Puente de Malpasillo, Molino del Tío Marico y Hoces del Río Pusa

Este conjunto representa el corazón geográfico y etnográfico del municipio. El Puente de Malpasillo es una construcción histórica que permitía salvar el paso del río Pusa en una zona de difícil acceso debido a la profundidad de las Hoces. Estas hoces son impresionantes desfiladeros que el río ha ido tallando en la roca a lo largo de millones de años, creando un ecosistema de ribera protegido por altos muros de piedra. 

En este entorno se encuentra el Molino del Tío Marico, un antiguo molino harinero que aprovechaba la fuerza de la corriente para moler el cereal de la comarca.

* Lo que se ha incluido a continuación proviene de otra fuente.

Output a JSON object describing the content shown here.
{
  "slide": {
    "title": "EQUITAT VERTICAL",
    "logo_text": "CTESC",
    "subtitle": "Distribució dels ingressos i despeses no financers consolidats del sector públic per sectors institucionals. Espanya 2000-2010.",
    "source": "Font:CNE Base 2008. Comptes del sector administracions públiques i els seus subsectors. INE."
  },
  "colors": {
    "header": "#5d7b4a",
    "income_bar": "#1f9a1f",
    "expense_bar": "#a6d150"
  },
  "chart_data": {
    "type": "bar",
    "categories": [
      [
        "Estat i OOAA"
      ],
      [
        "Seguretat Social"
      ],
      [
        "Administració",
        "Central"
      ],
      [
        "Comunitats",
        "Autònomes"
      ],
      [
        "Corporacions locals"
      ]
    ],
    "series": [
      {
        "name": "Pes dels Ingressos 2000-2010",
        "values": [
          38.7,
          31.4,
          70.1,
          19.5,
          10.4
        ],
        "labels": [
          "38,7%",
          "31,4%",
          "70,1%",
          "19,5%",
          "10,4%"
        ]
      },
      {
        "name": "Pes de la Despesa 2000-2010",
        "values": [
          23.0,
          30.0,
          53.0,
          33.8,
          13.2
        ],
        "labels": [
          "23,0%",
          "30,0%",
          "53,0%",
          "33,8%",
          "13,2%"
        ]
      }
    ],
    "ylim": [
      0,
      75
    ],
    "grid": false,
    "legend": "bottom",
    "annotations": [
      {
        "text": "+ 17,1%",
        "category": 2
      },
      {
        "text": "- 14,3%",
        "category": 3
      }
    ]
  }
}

Los restos del molino, con sus canalizaciones y piedras, son un testimonio de la ingeniería popular y del modo de vida autosuficiente de antaño. 

El paraje es de una belleza salvaje; el sonido del agua chocando contra las rocas y la vegetación exuberante de sauces y fresnos crean una atmósfera mágica. Es un lugar predilecto para el senderismo y la fotografía, donde se puede apreciar cómo el ser humano supo adaptarse a un relieve hostil para crear infraestructuras vitales. 

Las Hoces del Pusa son también un refugio para rapaces, convirtiendo el paseo por sus inmediaciones en una experiencia de inmersión total en la naturaleza más indómita de la zona.